The Myth of Iphigenia by Dr. D. Stavropoulos

The goddess Artemis punished Agamemnon for killing a deer in her sacred grove and boasting that he was – compared to the goddess – the better hunter: at the beginning of the Trojan War, she prevented the Greek fleet from continuing to Troy under Agamemnon’s command by Aulis by bringing about a calm. The seer Kalchas prophesied that Agamemnon would have to sacrifice his daughter Iphigenia to the goddess in atonement in order to be able to continue his journey.

Following one version of this story, Agamemnon did as he was told.

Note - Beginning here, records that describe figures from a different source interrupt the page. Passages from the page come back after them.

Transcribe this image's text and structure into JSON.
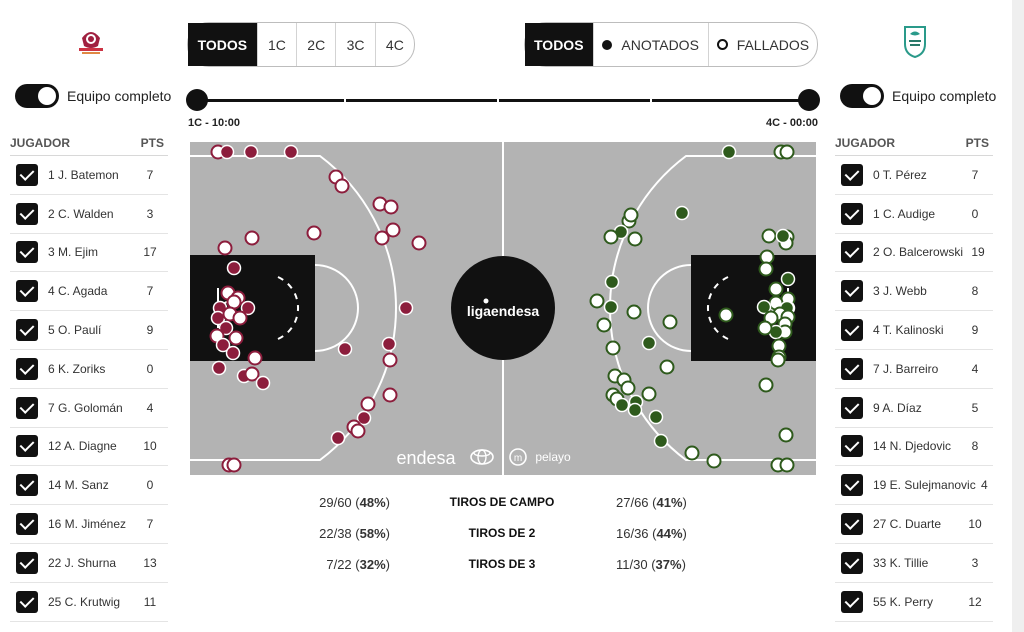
{
  "quarter_filter": {
    "all": "TODOS",
    "q1": "1C",
    "q2": "2C",
    "q3": "3C",
    "q4": "4C"
  },
  "result_filter": {
    "all": "TODOS",
    "made": "ANOTADOS",
    "missed": "FALLADOS"
  },
  "teams": {
    "left": {
      "toggle_label": "Equipo completo",
      "col_player": "JUGADOR",
      "col_pts": "PTS",
      "color": "#8c1d3c",
      "players": [
        {
          "name": "1 J. Batemon",
          "pts": "7"
        },
        {
          "name": "2 C. Walden",
          "pts": "3"
        },
        {
          "name": "3 M. Ejim",
          "pts": "17"
        },
        {
          "name": "4 C. Agada",
          "pts": "7"
        },
        {
          "name": "5 O. Paulí",
          "pts": "9"
        },
        {
          "name": "6 K. Zoriks",
          "pts": "0"
        },
        {
          "name": "7 G. Golomán",
          "pts": "4"
        },
        {
          "name": "12 A. Diagne",
          "pts": "10"
        },
        {
          "name": "14 M. Sanz",
          "pts": "0"
        },
        {
          "name": "16 M. Jiménez",
          "pts": "7"
        },
        {
          "name": "22 J. Shurna",
          "pts": "13"
        },
        {
          "name": "25 C. Krutwig",
          "pts": "11"
        }
      ]
    },
    "right": {
      "toggle_label": "Equipo completo",
      "col_player": "JUGADOR",
      "col_pts": "PTS",
      "color": "#2e5a1c",
      "players": [
        {
          "name": "0 T. Pérez",
          "pts": "7"
        },
        {
          "name": "1 C. Audige",
          "pts": "0"
        },
        {
          "name": "2 O. Balcerowski",
          "pts": "19"
        },
        {
          "name": "3 J. Webb",
          "pts": "8"
        },
        {
          "name": "4 T. Kalinoski",
          "pts": "9"
        },
        {
          "name": "7 J. Barreiro",
          "pts": "4"
        },
        {
          "name": "9 A. Díaz",
          "pts": "5"
        },
        {
          "name": "14 N. Djedovic",
          "pts": "8"
        },
        {
          "name": "19 E. Sulejmanovic",
          "pts": "4"
        },
        {
          "name": "27 C. Duarte",
          "pts": "10"
        },
        {
          "name": "33 K. Tillie",
          "pts": "3"
        },
        {
          "name": "55 K. Perry",
          "pts": "12"
        }
      ]
    }
  },
  "timeline": {
    "start_label": "1C - 10:00",
    "end_label": "4C - 00:00"
  },
  "court": {
    "center_logo_text": "ligaendesa",
    "sponsor_1": "endesa",
    "sponsor_2": "pelayo",
    "floor_color": "#b3b3b3",
    "paint_color": "#111111"
  },
  "stats": [
    {
      "label": "TIROS DE CAMPO",
      "left_made_att": "29/60",
      "left_pct": "48%",
      "right_made_att": "27/66",
      "right_pct": "41%"
    },
    {
      "label": "TIROS DE 2",
      "left_made_att": "22/38",
      "left_pct": "58%",
      "right_made_att": "16/36",
      "right_pct": "44%"
    },
    {
      "label": "TIROS DE 3",
      "left_made_att": "7/22",
      "left_pct": "32%",
      "right_made_att": "11/30",
      "right_pct": "37%"
    }
  ]
}
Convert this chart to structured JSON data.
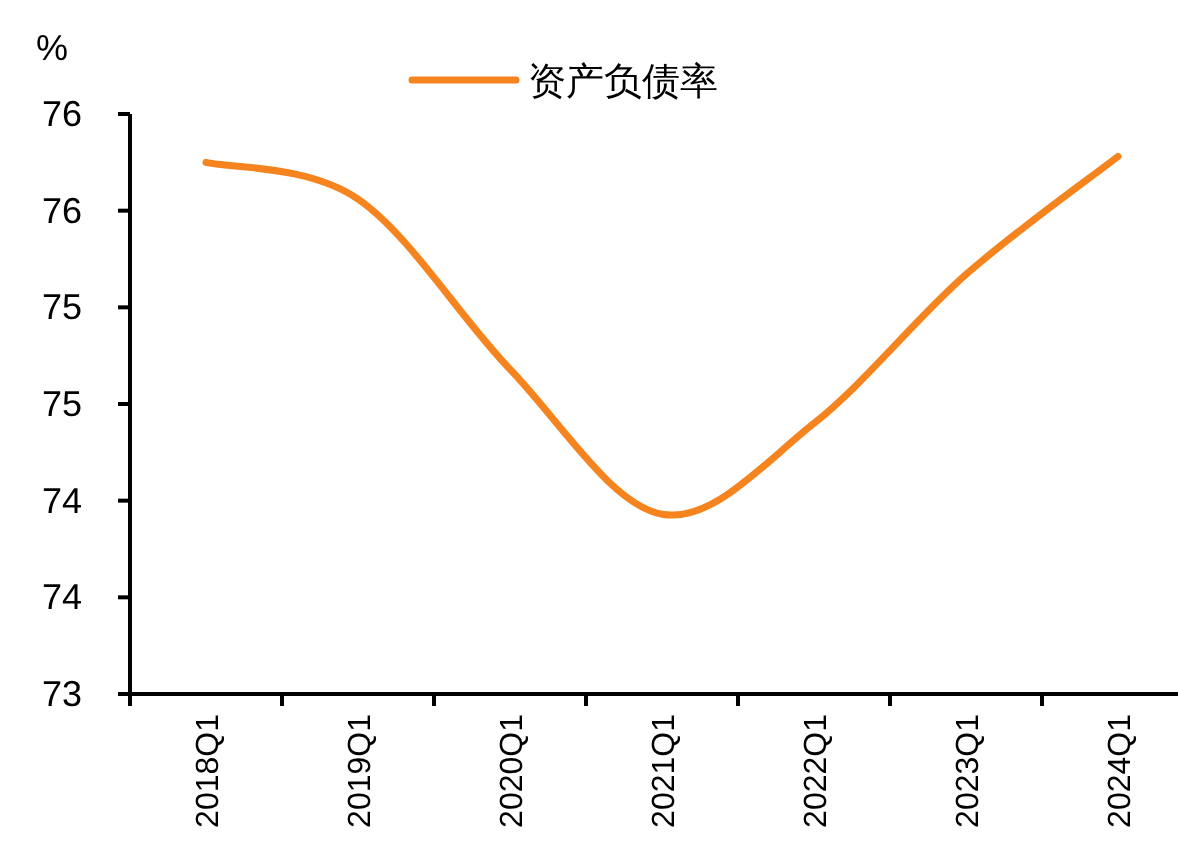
{
  "chart_data": {
    "type": "line",
    "ylabel": "%",
    "legend": "top",
    "categories": [
      "2018Q1",
      "2019Q1",
      "2020Q1",
      "2021Q1",
      "2022Q1",
      "2023Q1",
      "2024Q1"
    ],
    "series": [
      {
        "name": "资产负债率",
        "color": "#f5841f",
        "values": [
          75.75,
          75.56,
          74.68,
          73.93,
          74.4,
          75.17,
          75.78
        ]
      }
    ],
    "ylim": [
      73,
      76
    ],
    "yticks": [
      73,
      {
        "value": 73.5,
        "label": "74"
      },
      74,
      {
        "value": 74.5,
        "label": "75"
      },
      75,
      {
        "value": 75.5,
        "label": "76"
      },
      76
    ],
    "grid": false,
    "marker": "none",
    "line_style": "solid"
  }
}
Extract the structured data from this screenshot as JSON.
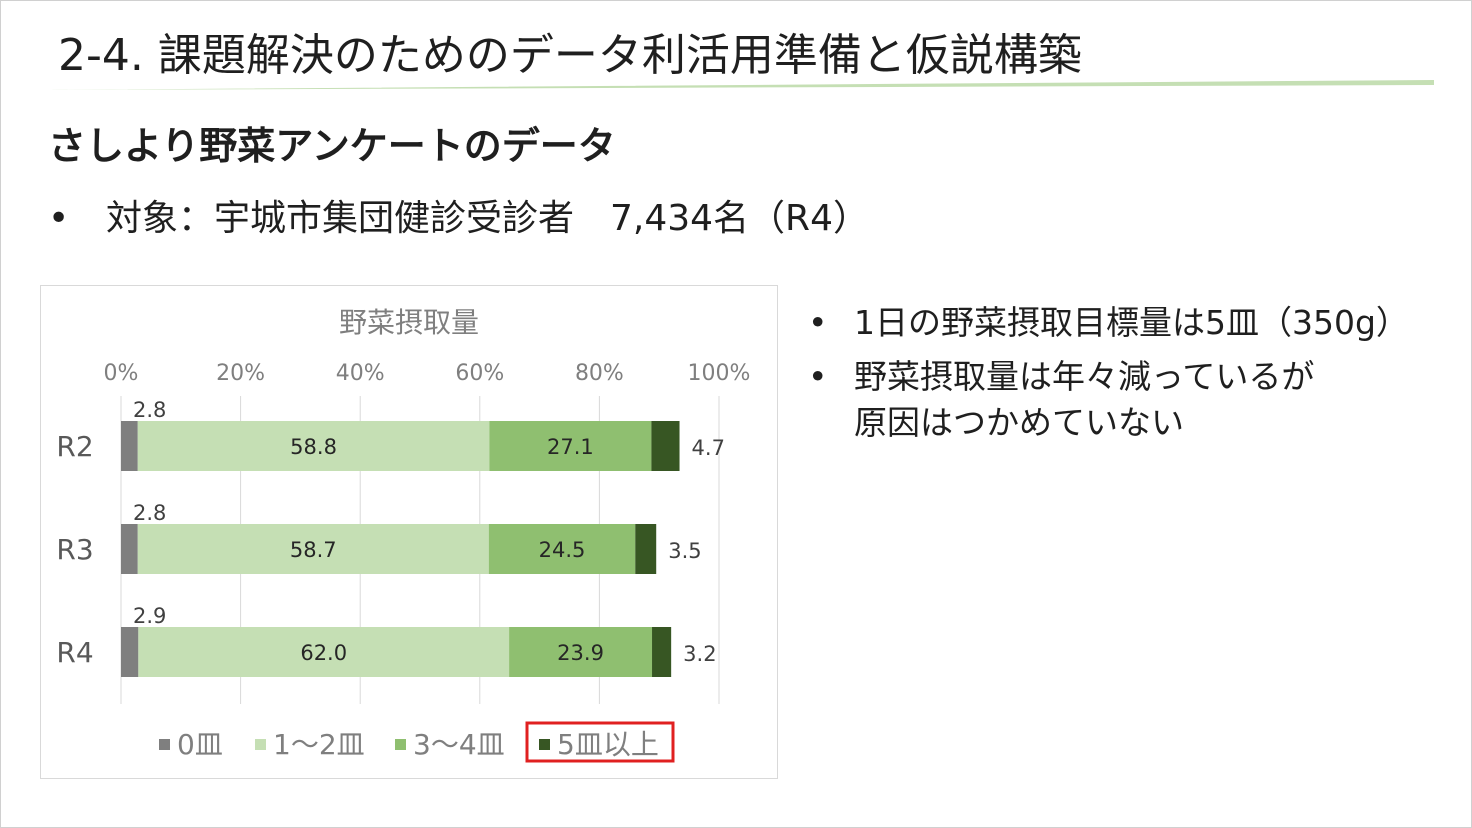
{
  "slide": {
    "title": "2-4. 課題解決のためのデータ利活用準備と仮説構築",
    "subtitle": "さしより野菜アンケートのデータ",
    "target_bullet": "•",
    "target_text": "対象：宇城市集団健診受診者　7,434名（R4）",
    "accent_color": "#c5dfb4"
  },
  "notes": {
    "bullet": "•",
    "items": [
      "1日の野菜摂取目標量は5皿（350g）",
      "野菜摂取量は年々減っているが\n原因はつかめていない"
    ]
  },
  "chart_data": {
    "type": "bar",
    "orientation": "horizontal",
    "stacked": "percent",
    "title": "野菜摂取量",
    "categories": [
      "R2",
      "R3",
      "R4"
    ],
    "xlim": [
      0,
      100
    ],
    "x_ticks": [
      "0%",
      "20%",
      "40%",
      "60%",
      "80%",
      "100%"
    ],
    "grid": "vertical",
    "legend_position": "bottom",
    "highlighted_legend_item": "5皿以上",
    "highlight_color": "#e02020",
    "series": [
      {
        "name": "0皿",
        "color": "#7f7f7f",
        "values": [
          2.8,
          2.8,
          2.9
        ]
      },
      {
        "name": "1～2皿",
        "color": "#c5dfb4",
        "values": [
          58.8,
          58.7,
          62.0
        ]
      },
      {
        "name": "3～4皿",
        "color": "#8fbf70",
        "values": [
          27.1,
          24.5,
          23.9
        ]
      },
      {
        "name": "5皿以上",
        "color": "#375623",
        "values": [
          4.7,
          3.5,
          3.2
        ]
      }
    ],
    "data_labels": [
      [
        "2.8",
        "58.8",
        "27.1",
        "4.7"
      ],
      [
        "2.8",
        "58.7",
        "24.5",
        "3.5"
      ],
      [
        "2.9",
        "62.0",
        "23.9",
        "3.2"
      ]
    ]
  }
}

According to another, a doe was sacrificed instead and Iphigenia was raptured by Artemis to the land of the Taurians (compare the sacrifice of Isaac by Abraham) to serve her there as a priestess in the temple of Artemis.

Iphigenia appears in Euripides’ story of her brother Orestes. In order to escape the persecution by the Erinyes because of the murder of his mother Klytaimnestra and her lover Aigisthos (i.e. after the end of the Trojan War), Apollo ordered him to go to Tauris to fetch the wooden statue of Artemis that fell from the sky and bring her to Athens.

With his friend Pylades, the son of Strophios, Orestes travels to the Taurern, where the locals take both prisoners in order to sacrifice them – like all foreigners – to Artemis. The Artemis priestess, whose job it is to carry out the sacrifice, is his sister Iphigenia, who Orestes does not recognize. She offers to release him if he brings a letter from her to Greece. Orestes refuses, he wants to stay in Tauris and allow himself to be killed, but at the same time suggests that Pylades should run the errand. After a dispute between Orestes and Pylades, Orestes finally agrees to the proposal. The letter then reveals the relationship between Orestes and Iphigenia, the three of them flee Tauris, taking the picture of Artemis with them.

On his return to Greece, Orestes took possession of Mycenae, the kingdom of his father Agamemnon, to which he added Argos and Laconia. Iphigenia becomes a priestess of the Artemis sanctuary in Brauron.

Iphigenia, mentioned late in Greek mythology (only after the stories of Agamemnon and Clytaimnestra were recorded), became so closely associated with Artemis that some interpreters believe she was originally a rival goddess of hunting whose cult later was later merged with Artemis.

Hesiod reports that she became the goddess Hecate.